I agree with the gist of your comment. It took the shock of the Tet Offensive to start a serious re-evaluation of policy. The Marines, operating in the northern part of S. Vietnam, pursued a somewhat different strategy and with somewhat more success than the Army did in the other parts of the country, but Westmoreland claimed later that he didn’t have enough men to implement a more counter-insurgency-oriented strategy in the rest of the country. I tend to view issues like these as secondary, since even a ‘good’ strategy can’t really salvage a bad overall policy (see Petraeus/Iraq, for instance).
Cutting losses is difficult; but Nixon’s approach from 1969-73 shows how not to do it, IMO.
p.s. For those who haven’t had enough of the Vietnam War, Max Boot has a roughly 600-page book on Edward Lansdale — not a household name, but an important figure — coming out in January. (I’m not a particular fan of Max Boot, so this should not be construed as an advertisement, just a notice. But there’s also no point in pre-judging the book before it’s been published.)
RE: Max Boot has a roughly 600-page book on Edward Lansdale — not a household name, but an important figure — coming out in January.

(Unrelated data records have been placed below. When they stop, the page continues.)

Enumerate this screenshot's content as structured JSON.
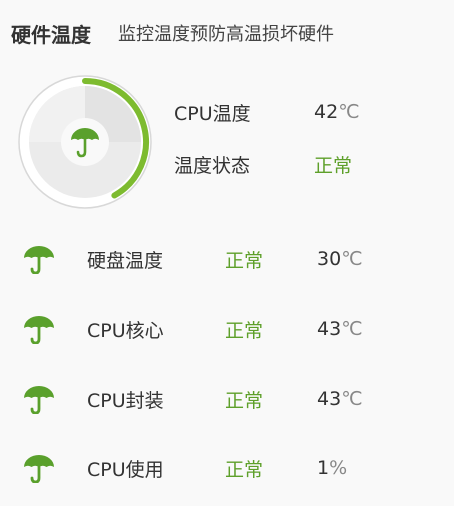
{
  "header": {
    "title": "硬件温度",
    "subtitle": "监控温度预防高温损坏硬件"
  },
  "gauge": {
    "icon": "umbrella-icon",
    "accent_color": "#7dbb2f",
    "track_color": "#e3e3e3",
    "level_fraction": 0.42
  },
  "cpu": {
    "temp_label": "CPU温度",
    "temp_value": "42",
    "temp_unit": "℃",
    "status_label": "温度状态",
    "status_value": "正常"
  },
  "sensors": [
    {
      "icon": "umbrella-icon",
      "name": "硬盘温度",
      "status": "正常",
      "value": "30",
      "unit": "℃"
    },
    {
      "icon": "umbrella-icon",
      "name": "CPU核心",
      "status": "正常",
      "value": "43",
      "unit": "℃"
    },
    {
      "icon": "umbrella-icon",
      "name": "CPU封装",
      "status": "正常",
      "value": "43",
      "unit": "℃"
    },
    {
      "icon": "umbrella-icon",
      "name": "CPU使用",
      "status": "正常",
      "value": "1",
      "unit": "%"
    }
  ],
  "colors": {
    "status_ok": "#5ea02a",
    "icon_green": "#5aa02c"
  }
}
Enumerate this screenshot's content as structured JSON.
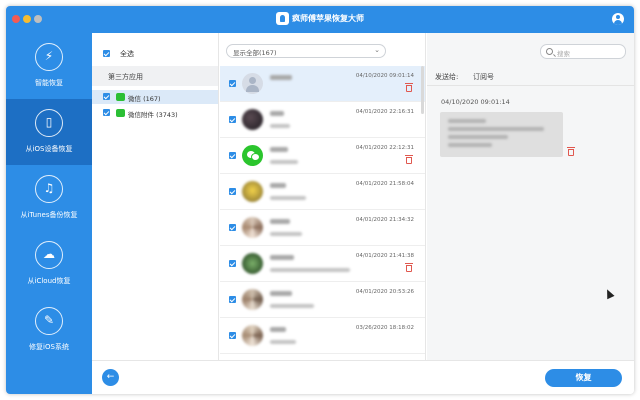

Landsdale is of interest for many things than than Vietnam. Cuba. JFK’s murder. Philippines, anyone who wants to know more about the CIA, an attempt to bamboozle JFK and to maneuver himself into the ambassadorship to S. Vietnam. (Lansdale was sure that he and his backers had won. Everyone believed it and there the mater died. killed by JFK.
A very interesting fellow. But you usually are if you have worked for OSS, CIA, Air Force, U..S. Army.
World War II
Hukbalahap Rebellion
First Indochina War
War in Vietnam (1954-59)
Operation Mongoose
Vietnam War
War is built on the dead; as many of them as there are. Politicians will say we cannot let the dead die in vain while families say the same thing out of a sense of duty that is misused and misdirected. Corporate leaders can now (cynically) keep the money coming into their pockets and honor the brave fallen.
re: “In this case, the sides had very different ideas about what would be a win.”
that’s because each side was fighting a different war.
For those interested. the thesis of Geoffrey Blainey’s The Causes of War is that policymakers choose war when both sides think that they can “win” (for whatever value of winning each holds) – a situation that arises when either the definitions of winning are widely divergent or the measures of applicable power each is using are incommensurate. The anthropologist Jacob Black-Micheaud took a similar line in Feuding Societies – feuds become active not so much because of specific happenings (a cause can always be found) so much as differing perceptions of where the balance of relative power lies. The outcome of the war or the feud settles the issue for a time.
In this case, the sides had very different ideas about what would be a win, and also very different views on the forms of power applicable (War Comes to Long An is very good on how the local VC saw survival of their hold on the peasantry as essentially a win). The same could be said of the Second Gulf War.